First Place: 55 minutes
Second Place: 56 minutes
Third Place: 57 minutes
This type of error is also seen in advertising. Often. Here’s an example I saw on a billboard near our home:
In case it’s a little hard to see, it’s a huge bottle of
Budweiser next to a burger with the catchline “Not A Fad”. I
imagine that’s a dig at the types of beers that Budweiser feels
are fads (if you remember the Superbowl commercial they ran,
they expressed this sentiment very heavy – handedly:
http://for.tn/16a0r1z). At any rate, let’s analyze why it’s a
logically faulty statement!
Budweiser wants you to believe that “If it’s a Bud, then
it’s not a fad.” OK! I’ll allow that as a true statement…bud’s
been around for about 150 years now; seems fair to not deem
it a “fad”.
6. (2 points) Form the inverse of that statement. This is the statement Budweiser marketers want you to take
away from that billboard…and it’s not logically true!
Inverse error happens more often than you’d care to believe. And it’s easy to do! Human nature makes it
easy to “just change all the signs” in a pseudo – mathematical application. Heck, my son even gets upset
because of this: if I tell his friend, “Hey, Max’s friend! Nice pass!”, Max will sometimes get upset and say “What
about me?!?” And I tell him, “Buddy! Just because I think so-and-so’s pass was nice doesn’t mean yours isn’t!”

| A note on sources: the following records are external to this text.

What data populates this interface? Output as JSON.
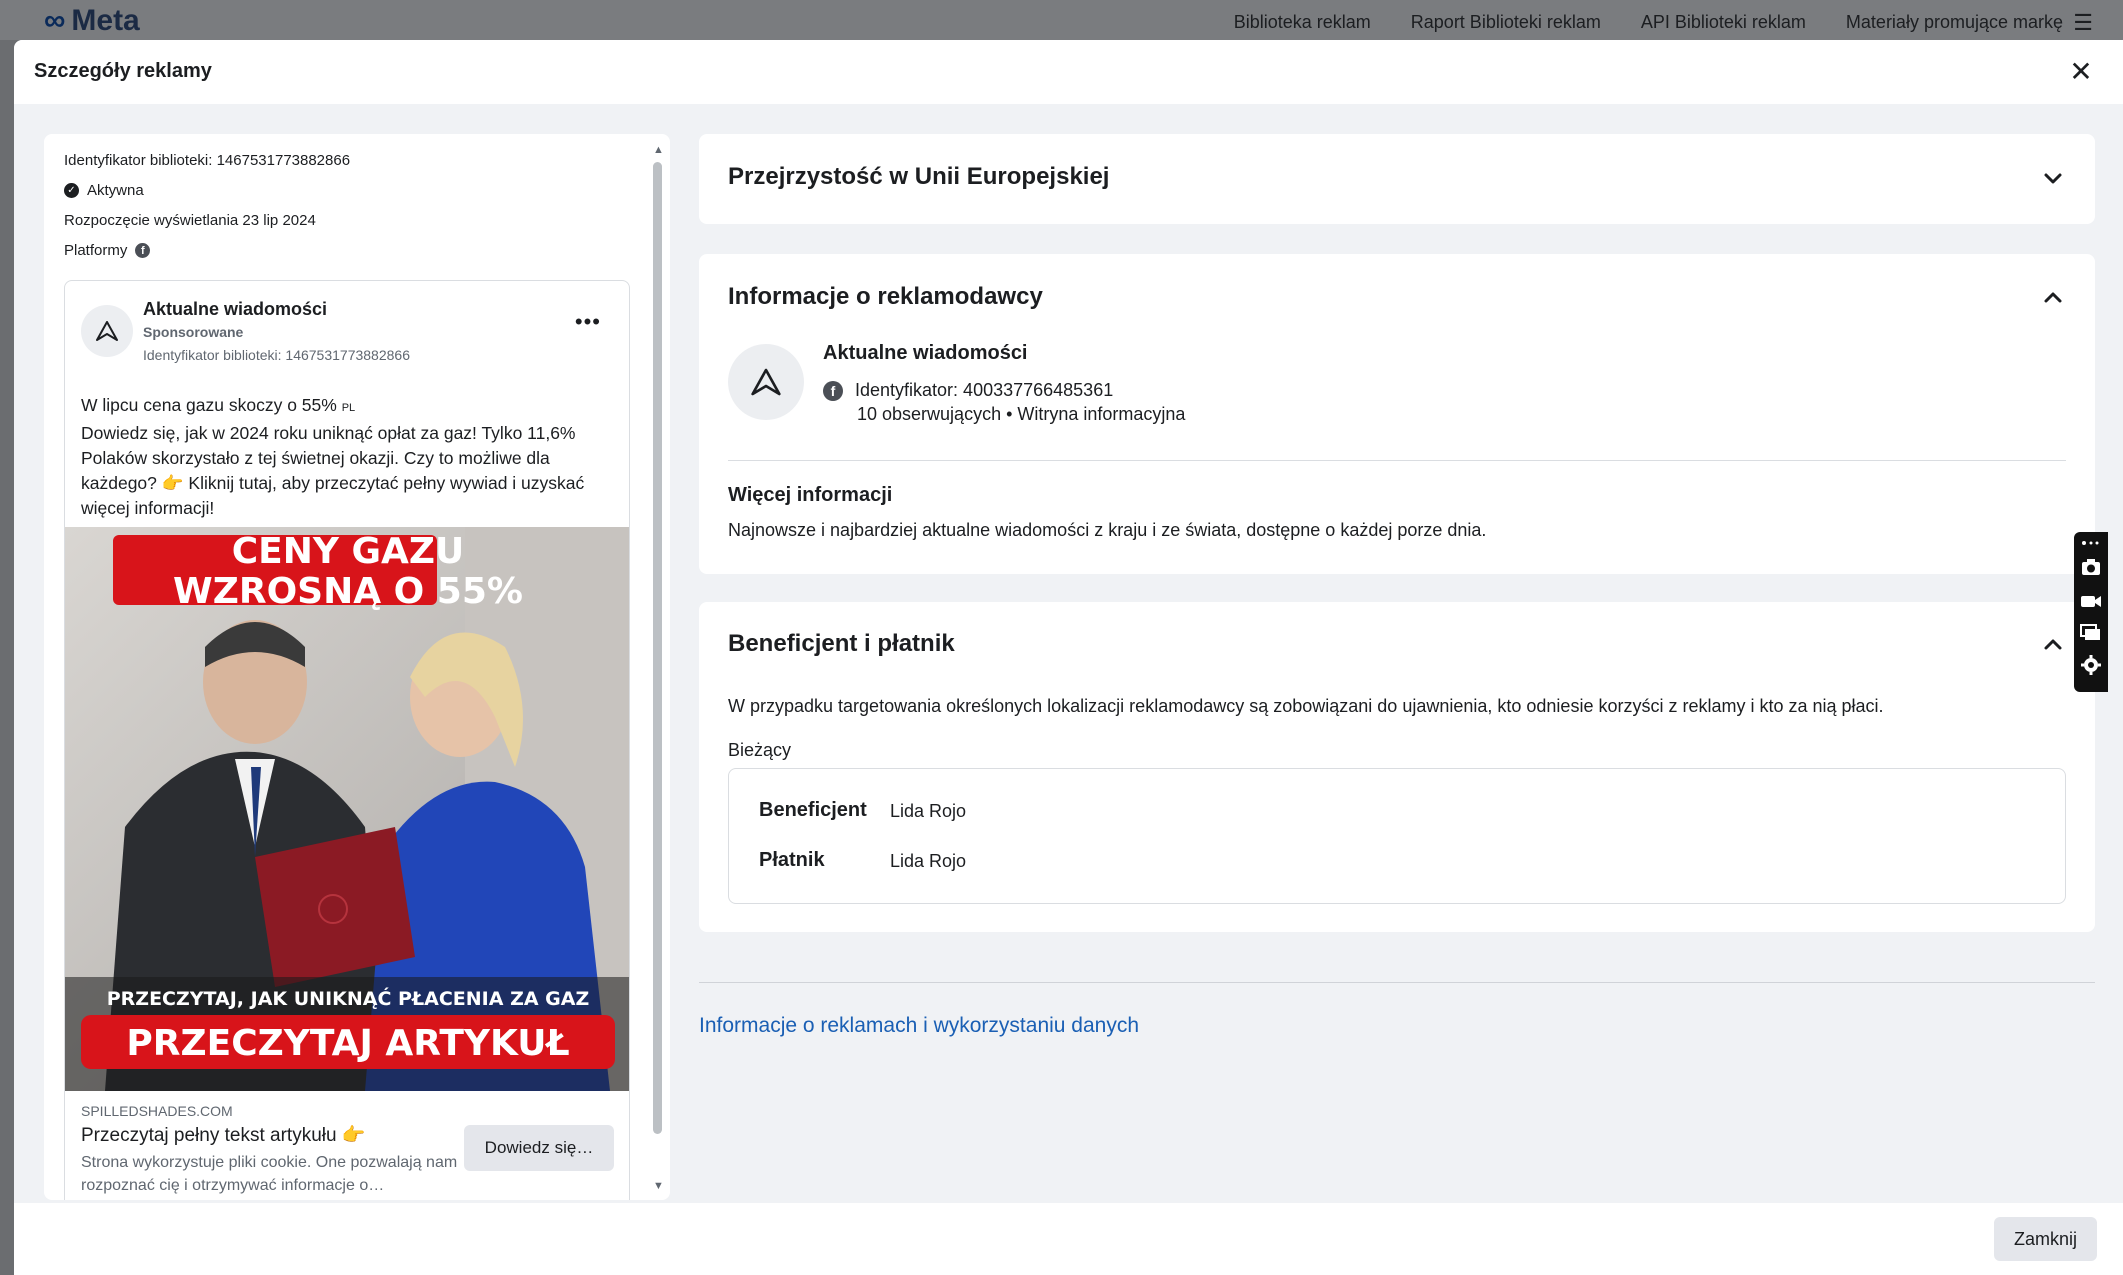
{
  "background": {
    "logo_text": "Meta",
    "nav": [
      "Biblioteka reklam",
      "Raport Biblioteki reklam",
      "API Biblioteki reklam",
      "Materiały promujące markę"
    ]
  },
  "modal": {
    "title": "Szczegóły reklamy",
    "close_button": "Zamknij"
  },
  "ad_meta": {
    "library_id": "Identyfikator biblioteki: 1467531773882866",
    "status": "Aktywna",
    "start": "Rozpoczęcie wyświetlania 23 lip 2024",
    "platforms_label": "Platformy"
  },
  "ad": {
    "page_name": "Aktualne wiadomości",
    "sponsored": "Sponsorowane",
    "library_id": "Identyfikator biblioteki: 1467531773882866",
    "body_line1": "W lipcu cena gazu skoczy o 55%",
    "body_flag": "PL",
    "body_rest": "Dowiedz się, jak w 2024 roku uniknąć opłat za gaz! Tylko 11,6% Polaków skorzystało z tej świetnej okazji. Czy to możliwe dla każdego? 👉 Kliknij tutaj, aby przeczytać pełny wywiad i uzyskać więcej informacji!",
    "image_headline_1": "CENY GAZU",
    "image_headline_2": "WZROSNĄ O 55%",
    "image_sub": "PRZECZYTAJ, JAK UNIKNĄĆ PŁACENIA ZA GAZ",
    "image_cta": "PRZECZYTAJ ARTYKUŁ",
    "link_domain": "SPILLEDSHADES.COM",
    "link_title": "Przeczytaj pełny tekst artykułu 👉",
    "link_desc": "Strona wykorzystuje pliki cookie. One pozwalają nam rozpoznać cię i otrzymywać informacje o…",
    "cta": "Dowiedz się…"
  },
  "sections": {
    "eu": {
      "title": "Przejrzystość w Unii Europejskiej"
    },
    "advertiser": {
      "title": "Informacje o reklamodawcy",
      "name": "Aktualne wiadomości",
      "id_line": "Identyfikator: 400337766485361",
      "followers_line": "10 obserwujących • Witryna informacyjna",
      "more_title": "Więcej informacji",
      "more_text": "Najnowsze i najbardziej aktualne wiadomości z kraju i ze świata, dostępne o każdej porze dnia."
    },
    "beneficiary": {
      "title": "Beneficjent i płatnik",
      "description": "W przypadku targetowania określonych lokalizacji reklamodawcy są zobowiązani do ujawnienia, kto odniesie korzyści z reklamy i kto za nią płaci.",
      "current_label": "Bieżący",
      "rows": [
        {
          "key": "Beneficjent",
          "value": "Lida Rojo"
        },
        {
          "key": "Płatnik",
          "value": "Lida Rojo"
        }
      ]
    }
  },
  "data_link": "Informacje o reklamach i wykorzystaniu danych",
  "colors": {
    "link": "#1a5fb4",
    "image_banner_red": "#d8141a"
  }
}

Here’s the skinny – once you negate the hypothesis of a conditional, all logical bets are off. 
II. Converse Error
We’ll wrap up with one more, far less prevalent error. Converse Error happens when someone takes a
conditional, switches the hypothesis and conclusion, and then assumes that the resulting converse is equivalent to the
original conditional. For example, they might think that “If you do the dishes, then I’ll take out the trash” is logically
equivalent to “If I take out the trash, then you’ll do the dishes.” Thus, if a conditional statement is in the form “if p,
then q”, its converse would have the form “if q, then p.”
7. (4 points…1 point for each cell) Complete the trith table for the conditional (grayed cells).
p
T
T
F
F
Conditional
q If p, then q?
T
T
F
F
T
T
F
T
p
T
T
F
F
Converse
q If q, then p?
T
F
T
F
Because the end columns are different, the statements must not be equivalent! Here’s a concrete example to
see that difference…
Let’s use the conditional, “If you live in zip code 97701, then you live in Bend, Oregon.” This statement is true!
8. (2 points) Write the converse of that statement.
9. (2 points) Give a counterexample to prove that your statement in 8 is incorrect.
******
This is just a teensy – weensy look into the world of logic. This awesome world spans far more than we could
uncover even if I devoted all of MTH 105 to it (some schools have entire courses devoted to logic). I hope that it’s
intrigued you enough to chase down more resources – becoming more logical can help you in everything from
conducting better web searches to understanding how to diagnose electrical problems in your house. Heck yeah!